Ms Moraitakis retains a strong link with the Greek community of Sydney. Her early years she spent in Sydney but when the family returned to Greece in 1973, she completed her schooling in Chania. She returned to Sydney in 1984 and embarked on a sociology degree at the University of New South Wales and enrolled for Modern Greek studies at the University of Sydney.
She joined the Greek Herald becoming the first Greek woman journalist in the “ethnic” media of the day. She went on to join a localGreek community radio station.
She is married to former SBS journalist Vasilis “Bill” Gonopoulos 21years ago. Mr Gonopoulos’ children and grandchildren still live in Melbourne and between them, they have four children and nine grandchildren.
The couple established the Aristotelis Greek Language Education School in Sydney and are both passionate about the teaching of Greek.
“We have very strong connections with the Greek community and it defines who we are,” said Ms Moraitakis.

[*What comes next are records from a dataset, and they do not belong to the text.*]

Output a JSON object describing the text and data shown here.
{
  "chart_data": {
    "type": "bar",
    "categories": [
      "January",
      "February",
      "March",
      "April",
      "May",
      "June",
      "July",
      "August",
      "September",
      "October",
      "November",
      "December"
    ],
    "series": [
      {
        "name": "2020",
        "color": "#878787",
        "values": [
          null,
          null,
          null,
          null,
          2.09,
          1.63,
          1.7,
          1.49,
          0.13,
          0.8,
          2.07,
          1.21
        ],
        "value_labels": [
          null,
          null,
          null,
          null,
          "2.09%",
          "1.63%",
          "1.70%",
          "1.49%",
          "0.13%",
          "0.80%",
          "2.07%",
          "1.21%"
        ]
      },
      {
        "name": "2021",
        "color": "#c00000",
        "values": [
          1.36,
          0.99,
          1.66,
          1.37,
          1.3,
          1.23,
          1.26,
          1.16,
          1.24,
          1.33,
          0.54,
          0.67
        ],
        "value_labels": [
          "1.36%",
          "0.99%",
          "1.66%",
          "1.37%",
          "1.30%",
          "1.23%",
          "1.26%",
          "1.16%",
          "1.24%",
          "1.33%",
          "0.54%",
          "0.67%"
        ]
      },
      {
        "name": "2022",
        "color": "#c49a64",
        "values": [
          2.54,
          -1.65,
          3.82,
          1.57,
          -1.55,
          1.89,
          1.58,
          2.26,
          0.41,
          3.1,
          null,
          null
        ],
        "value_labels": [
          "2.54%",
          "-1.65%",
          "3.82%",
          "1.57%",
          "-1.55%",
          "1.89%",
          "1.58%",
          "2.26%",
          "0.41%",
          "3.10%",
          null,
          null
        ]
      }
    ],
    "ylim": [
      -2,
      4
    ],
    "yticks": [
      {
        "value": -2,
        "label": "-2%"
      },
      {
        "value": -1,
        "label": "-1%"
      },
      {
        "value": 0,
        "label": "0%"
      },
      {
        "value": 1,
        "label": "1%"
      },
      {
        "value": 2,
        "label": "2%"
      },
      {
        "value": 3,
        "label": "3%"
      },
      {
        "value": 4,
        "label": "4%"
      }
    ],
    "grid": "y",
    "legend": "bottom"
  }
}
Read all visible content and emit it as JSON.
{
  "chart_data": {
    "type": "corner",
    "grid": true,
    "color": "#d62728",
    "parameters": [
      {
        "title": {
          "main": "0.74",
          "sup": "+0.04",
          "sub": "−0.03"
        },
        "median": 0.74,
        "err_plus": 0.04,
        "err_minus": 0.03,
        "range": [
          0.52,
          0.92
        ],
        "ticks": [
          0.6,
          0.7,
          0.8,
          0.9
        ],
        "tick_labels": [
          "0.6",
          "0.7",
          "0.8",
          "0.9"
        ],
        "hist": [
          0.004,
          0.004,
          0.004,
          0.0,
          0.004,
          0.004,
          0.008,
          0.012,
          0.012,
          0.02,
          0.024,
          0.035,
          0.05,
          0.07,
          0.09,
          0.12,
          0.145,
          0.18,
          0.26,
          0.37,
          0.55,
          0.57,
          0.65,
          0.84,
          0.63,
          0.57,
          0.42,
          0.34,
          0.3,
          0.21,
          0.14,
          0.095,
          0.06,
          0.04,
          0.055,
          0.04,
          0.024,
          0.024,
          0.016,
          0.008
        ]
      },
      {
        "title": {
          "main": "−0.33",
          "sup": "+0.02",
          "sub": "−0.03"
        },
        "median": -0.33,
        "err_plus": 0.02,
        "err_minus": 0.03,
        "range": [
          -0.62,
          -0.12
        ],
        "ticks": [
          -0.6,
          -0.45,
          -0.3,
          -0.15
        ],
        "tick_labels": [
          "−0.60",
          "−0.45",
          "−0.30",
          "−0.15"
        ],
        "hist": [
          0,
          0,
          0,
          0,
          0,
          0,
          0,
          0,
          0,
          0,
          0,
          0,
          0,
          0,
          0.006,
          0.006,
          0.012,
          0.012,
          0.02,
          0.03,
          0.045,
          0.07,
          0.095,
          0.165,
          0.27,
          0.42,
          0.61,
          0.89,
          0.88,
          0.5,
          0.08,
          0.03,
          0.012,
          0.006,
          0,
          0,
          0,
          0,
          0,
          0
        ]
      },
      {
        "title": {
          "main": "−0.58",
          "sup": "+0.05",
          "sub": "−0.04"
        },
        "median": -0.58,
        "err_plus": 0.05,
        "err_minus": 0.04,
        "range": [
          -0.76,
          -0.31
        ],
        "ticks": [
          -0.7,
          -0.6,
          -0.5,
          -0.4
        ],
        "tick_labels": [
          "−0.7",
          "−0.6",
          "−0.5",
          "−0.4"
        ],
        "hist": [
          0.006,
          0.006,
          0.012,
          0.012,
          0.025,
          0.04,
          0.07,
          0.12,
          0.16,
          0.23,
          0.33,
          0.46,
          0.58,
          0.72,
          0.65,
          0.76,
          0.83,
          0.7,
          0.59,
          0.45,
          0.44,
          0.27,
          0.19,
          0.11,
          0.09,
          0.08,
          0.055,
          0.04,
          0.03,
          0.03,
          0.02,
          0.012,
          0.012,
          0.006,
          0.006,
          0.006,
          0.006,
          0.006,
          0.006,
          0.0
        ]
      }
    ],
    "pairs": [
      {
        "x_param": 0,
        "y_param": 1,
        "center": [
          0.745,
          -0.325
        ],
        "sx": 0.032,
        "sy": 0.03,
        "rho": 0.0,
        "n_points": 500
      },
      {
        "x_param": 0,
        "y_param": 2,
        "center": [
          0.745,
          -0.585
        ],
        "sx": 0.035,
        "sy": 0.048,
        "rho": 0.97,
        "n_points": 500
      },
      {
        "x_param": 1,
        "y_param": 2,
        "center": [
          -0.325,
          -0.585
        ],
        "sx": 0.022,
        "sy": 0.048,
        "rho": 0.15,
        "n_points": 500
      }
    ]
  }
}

♦ Over the coming days, Neos Kosmos will interview the other two Greek-Australian finalists for the Third Sector Awards 2021: Ben Vasiliou CEO of Youth Projects in Melbourne who is also a finalist in the CEO of the Year category; and Kathy Karatasas, the CEO of the Multicultural Child and Family Program, a finalist in the “Influencer of the Year” category. Public voting for the nominees closes on October 1. The winners for each category will be selected by a panel of judges drawn from the sector and will be announced on 4 November.